Ah yes, the post that's been swimming around in my mind forever. The last couple of posts have tried to at least lay the foundation for what Jim Wallis believes and what he thinks the role of government should be in our lives. Worry not, I'm not finished with him, believe you me. Yesterday, I mentioned more than once that I believe Jesus and the New Testament as a whole are silent on politics and whether we are to strive for theocracies. I don't think we should, I will attempt to explain my rational.
My pastor has said on more than one occassion that we get ourselves in trouble when we ask the Bible questions it does not answer. Maybe I'm falling into the same trap, but because I feel the Bible does not explicitly say how I should vote, I am forced to come up with standards on my own. The Bible is fairly clear that God's priorities should be my priorities. Also, because politics will inevitably require you to take non-believers into account and because I feel that most of the New Testament (especially those epistles) is instruction for believers, those admonitions cannot be applied to citizens who have yet to choose to follow Christ. So, I take the two things that I believe are imperitive for anyone to find God through Christ. The two things that God grants us so as to allow us the opportunity to choose correctly. One: Life. Pretty much a given. Hard to do anything if you have yet to live. This is essentially from where my stance against abortion stems. God created you...and me (with some slight modifications). Life is the first gift He chooses to bestow on all of us, it's the universal gift. Therefore, it should be protected. The second is of almost equal importance. One that is reinforced by C.S. Lewis in Mere Chrisitanity. The one that says God has no use for automatons, robots, human puppets. Free will.

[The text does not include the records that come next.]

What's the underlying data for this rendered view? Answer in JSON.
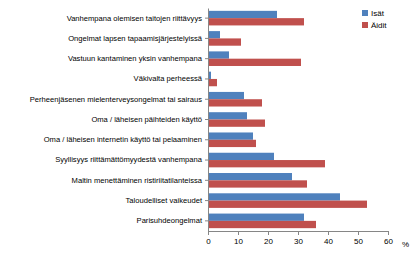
{
  "chart_data": {
    "type": "bar",
    "orientation": "horizontal",
    "categories": [
      "Vanhempana olemisen taitojen riittävyys",
      "Ongelmat lapsen tapaamisjärjestelyissä",
      "Vastuun kantaminen yksin vanhempana",
      "Väkivalta perheessä",
      "Perheenjäsenen mielenterveysongelmat tai sairaus",
      "Oma / läheisen päihteiden käyttö",
      "Oma / läheisen internetin käyttö tai pelaaminen",
      "Syyllisyys riittämättömyydestä vanhempana",
      "Maltin menettäminen ristiriitatilanteissa",
      "Taloudelliset vaikeudet",
      "Parisuhdeongelmat"
    ],
    "series": [
      {
        "name": "Isät",
        "color": "#4f81bd",
        "values": [
          23,
          4,
          7,
          1,
          12,
          13,
          15,
          22,
          28,
          44,
          32
        ]
      },
      {
        "name": "Äidit",
        "color": "#c0504d",
        "values": [
          32,
          11,
          31,
          3,
          18,
          19,
          16,
          39,
          33,
          53,
          36
        ]
      }
    ],
    "x_label": "%",
    "xlim": [
      0,
      60
    ],
    "xticks": [
      0,
      10,
      20,
      30,
      40,
      50,
      60
    ],
    "grid": false,
    "legend": "upper right"
  }
}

Without free will, we can never choose to follow God. Never choose to do right instead of wrong. Never choose to hand the fiver to the guy on the corner instead of the barista at Starbucks. Never choose to swallow the insult that sits at the tip of the tongue. Life is a series of choices, and with most we have the opputunity to choose to go the way of God or to stay on the path of self.

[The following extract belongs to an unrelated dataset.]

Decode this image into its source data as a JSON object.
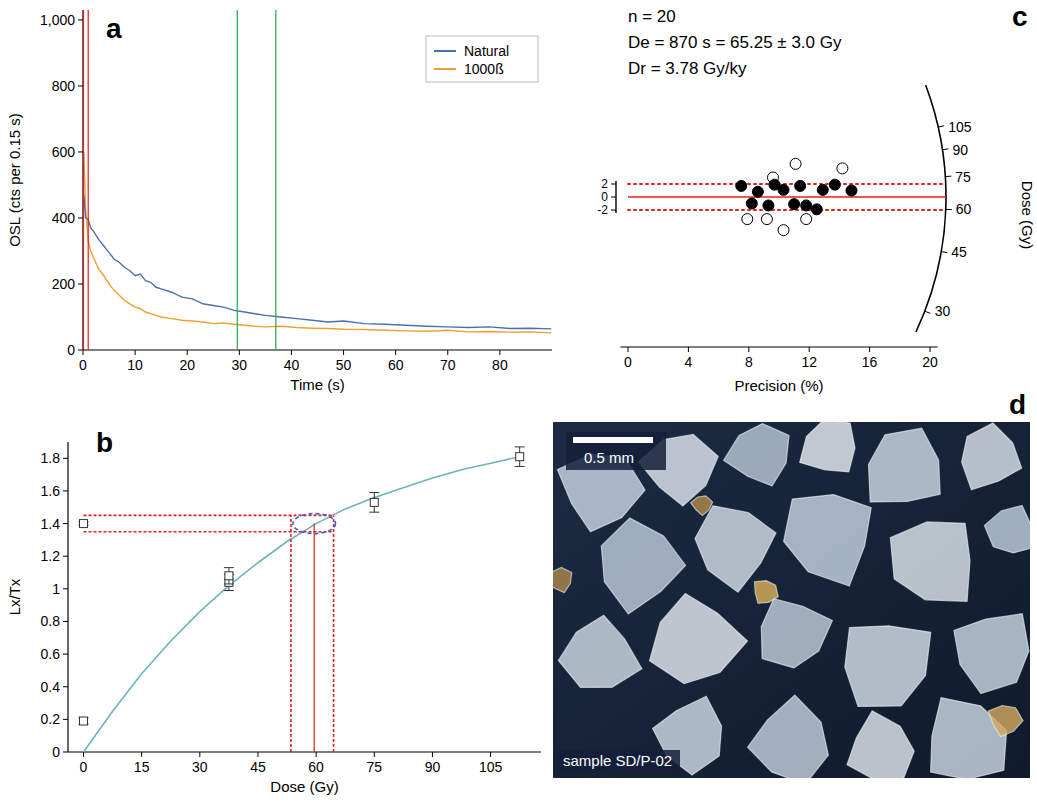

So, those things being said, if we must have a form of government, I believe God would have us choose some form of democracy. Any other type would force one to heed to the will of another without any say in the matter. It would then follow that when choosing which candidate to lend my vote, it would be the one that supports a philosophy that remove governments retraints on my liberty, including how I use my money. I therefore think that instituting high tax rates with the purpose to redistribute the wealth to those who are considered in more need can be considered a moral issue. Taking money, or property, from someone against their will and giving it to someone else is called theft, no matter how benevolent the motive might be. God wants me to use my money and energy to help those in need. I think he has a far different view if I were to sneak into a neighbor's house, and take what I found and "donate" it to the poor. I think he has a commandment that addresses that, but my Bible has come under some suspicion lately, so you might want to check it out yourself. I agree with the words of Linda Bowles when she wrote,
"At the heart of American capitalism is the principle that what a man earns by his creativity and effort, no matter how much or little, is his own. It is not the property of government, and no other citizen, no matter how needy, has a claim or a right to it. This is one of the core principles that made America the most prosperous nation the world has ever known. It is a principle based on individual sovereignty and freedom."That, in a very verbose nutshell, is it. I believe that in most cases Rebublicans currently emphasize liberty over goverment interferance. Therefore, I believe their priorties are closer to God's priorities.
Some will say, well what about all that money for defence. I also believe that the purpose of government, the reason we need it in our lives at all, is to do the things which the single citizen or small community cannot. One of those things would be to ensure that China doesn't come in through the back gate and to make sure that every building over 10 stories doesn't get leveled by some cadre of fundamentalist muslims, christians, atheists, or other nuts who decide it's a symbol of evil.
We are not commanded to take money from the "tax collector" and give it to the poor before he figures out it is gone. We are not asked to steal from the "rich young ruler" because he has accumulated much and obviously won't miss it. We are implored to talk them, the sit with them, to dine with them, to walk with them, to love them. Not so we can lure them into a false sense of security so to liberate their property into the hands of those who "can really use it", but to change their hearts so they make the choices God wants. Mr. Wallis wants a government that removes the possibility of stories like that of Dr. Robert Cade, or he hope renders them moot. If the tale is true, Dr. Cade invented Gatorade in 1965 and has since reaped millions in royalties. He still lives in the same house in Gainesville, FL. He has used the proceeds for various charitble needs. When asked about it he is said to have replied, "God has blessed me in all kinds of ways--including a big income. In the book of Deuteronomy God tells the Israelites a man should give as he is blessed. I think I am duty bound to do as He suggests."